Katherine Baird speaking at the Resilience Summit
Katherine Baird looks put together. She’s the minister of congressional, public and governmental affairs at the Canadian Embassy. She stands tall, shoulders back and eyes ahead. Last Thursday, she addressed a room of over fifty high-achieving young women: “I am failing right now,” she said.
Baird took to the stage to air out her failures as part of the Resilience Summit, an event hosted by Running Start and the Canadian Embassy that I attended last week. Young women are significantly more likely than young men to believe that they will be “unqualified” to run for office in the future, an idea that seems to stem from a fear of failing. The purpose of the summit was to help young women dispel those fears and embrace failure as a necessary complement to success. The summit was a transformative and moving experience that challenged the ways I think about women who fail in the public eye.
Many of the politicians at the conference talked about how they dealt with losing elections. Congressman Will Hurd (R-TX), the sole male speaker, talked about how he lost the first time he ran for office, at age 32. He admitted that he seriously considered applying for a job at a fast food restaurant outside of his district, where no one would recognize him.

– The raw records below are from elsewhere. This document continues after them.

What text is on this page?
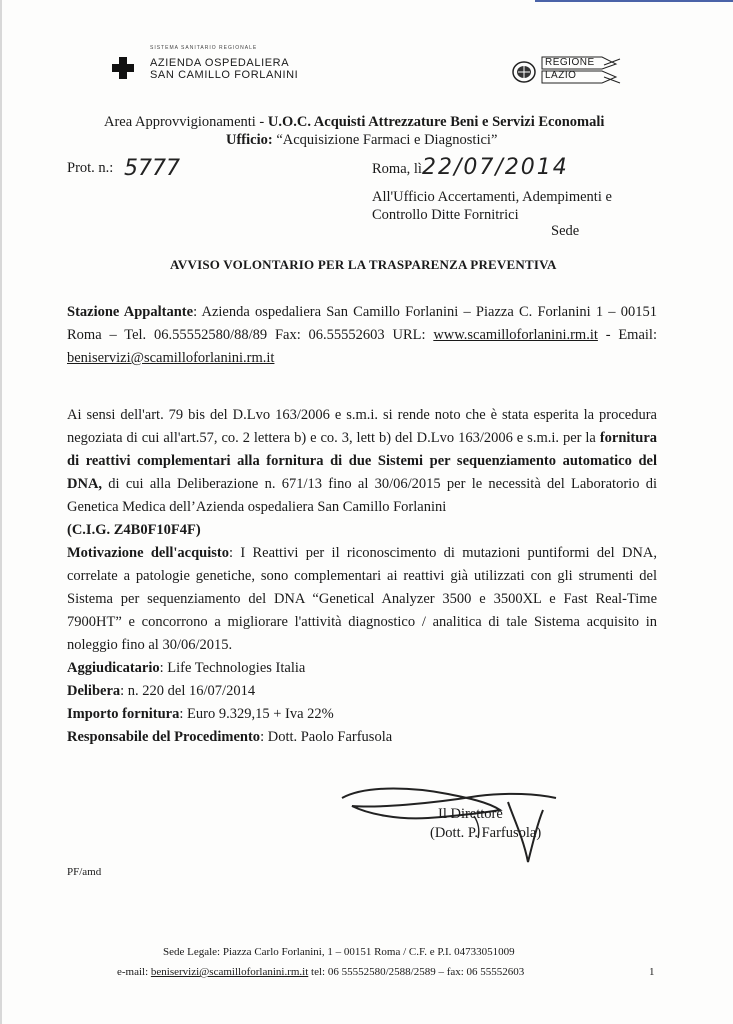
SISTEMA SANITARIO REGIONALE
AZIENDA OSPEDALIERA
SAN CAMILLO FORLANINI
REGIONE
LAZIO
Area Approvvigionamenti - U.O.C. Acquisti Attrezzature Beni e Servizi Economali
Ufficio: “Acquisizione Farmaci e Diagnostici”
Prot. n.: 5777	Roma, lì 22/07/2014
All'Ufficio Accertamenti, Adempimenti e
Controllo Ditte Fornitrici
Sede
AVVISO VOLONTARIO PER LA TRASPARENZA PREVENTIVA
Stazione Appaltante: Azienda ospedaliera San Camillo Forlanini – Piazza C. Forlanini 1 – 00151 Roma – Tel. 06.55552580/88/89 Fax: 06.55552603 URL: www.scamilloforlanini.rm.it - Email: beniservizi@scamilloforlanini.rm.it
Ai sensi dell'art. 79 bis del D.Lvo 163/2006 e s.m.i. si rende noto che è stata esperita la procedura negoziata di cui all'art.57, co. 2 lettera b) e co. 3, lett b) del D.Lvo 163/2006 e s.m.i. per la fornitura di reattivi complementari alla fornitura di due Sistemi per sequenziamento automatico del DNA, di cui alla Deliberazione n. 671/13 fino al 30/06/2015 per le necessità del Laboratorio di Genetica Medica dell’Azienda ospedaliera San Camillo Forlanini
(C.I.G. Z4B0F10F4F)
Motivazione dell'acquisto: I Reattivi per il riconoscimento di mutazioni puntiformi del DNA, correlate a patologie genetiche, sono complementari ai reattivi già utilizzati con gli strumenti del Sistema per sequenziamento del DNA “Genetical Analyzer 3500 e 3500XL e Fast Real-Time 7900HT” e concorrono a migliorare l'attività diagnostico / analitica di tale Sistema acquisito in noleggio fino al 30/06/2015.
Aggiudicatario: Life Technologies Italia
Delibera: n. 220 del 16/07/2014
Importo fornitura: Euro 9.329,15 + Iva 22%
Responsabile del Procedimento: Dott. Paolo Farfusola
Il Direttore
(Dott. P. Farfusola)
PF/amd
Sede Legale: Piazza Carlo Forlanini, 1 – 00151 Roma / C.F. e P.I. 04733051009
e-mail: beniservizi@scamilloforlanini.rm.it tel: 06 55552580/2588/2589 – fax: 06 55552603	1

Instead, he joined a cybersecurity firm doing work he found meaningful then ran again successfully four years later. “You have to refine that process [for failing],” Hurd said. Though losing felt catastrophic at the time, it was ultimately another opportunity for Hurd to contribute to his community.
Other speakers discussed the day-to-day failures they’ve experienced as politicians. Congresswoman Ileana Ros-Lehtinen (R-FL) talked about the votes she regretted making in favor of the Defense of Marriage Act (DOMA) and against the Children’s Health Insurance Program (CHIP). She faced backlash when she later changed her position on these issues but she advised the audience not to hold back from admitting a wrong because of what people may think. “I don’t care what they say,” she said. “There’s no substitute for self-satisfaction.”
A panel of businesswomen also discussed the failures they’ve faced at work, from missed promotions to unexpected problems at home that bled into the workplace. “You have to stop thinking of it as a failure that stopped you,” Chief Innovation Officer for Consulting at Deloitte Nishita Henry said. Instead, she urged the audience to think of failure as an opportunity to explore new directions.
Among the many women who opened up about their failures, I was particularly moved by Rebecca Thompson, vice president of Deliver Strategies. In 2014, she lost a Michigan state representative race by six votes. She was devastated by her loss, both emotionally and financially. Instead of returning to her district to run for office again, like she had dreamed of since her childhood, she went down a different path and went to work for a communications firm with the purpose of helping women of color running for office. Though at the time she was heartbroken for giving up on her dreams, Thompson now feels that she made the right decision. “It’s okay to dream new dreams,” she said. As women, we’re taught to work twice as hard as our male counterparts to get the promotion or win the election. Stepping down, even when the position is a bad fit, can feel like a betrayal of all the effort that went into getting to that position. It was comforting to hear Thompson candidly discuss how she dealt with that guilt.
I’ve mulled over the conference quite a bit in the days since. I feel like I’m bombarded with stories of female success. Every election cycle, we get hyped up for all the women running for office, and later for the women who win. But what about the women who fall short of the podium? Are they doomed to wander the woods of upstate New York (to be clear, I have no issue with Hillary for choosing to do this)? These are the stories we need to tell more often: of the women who pick themselves up and try again, or change their path altogether.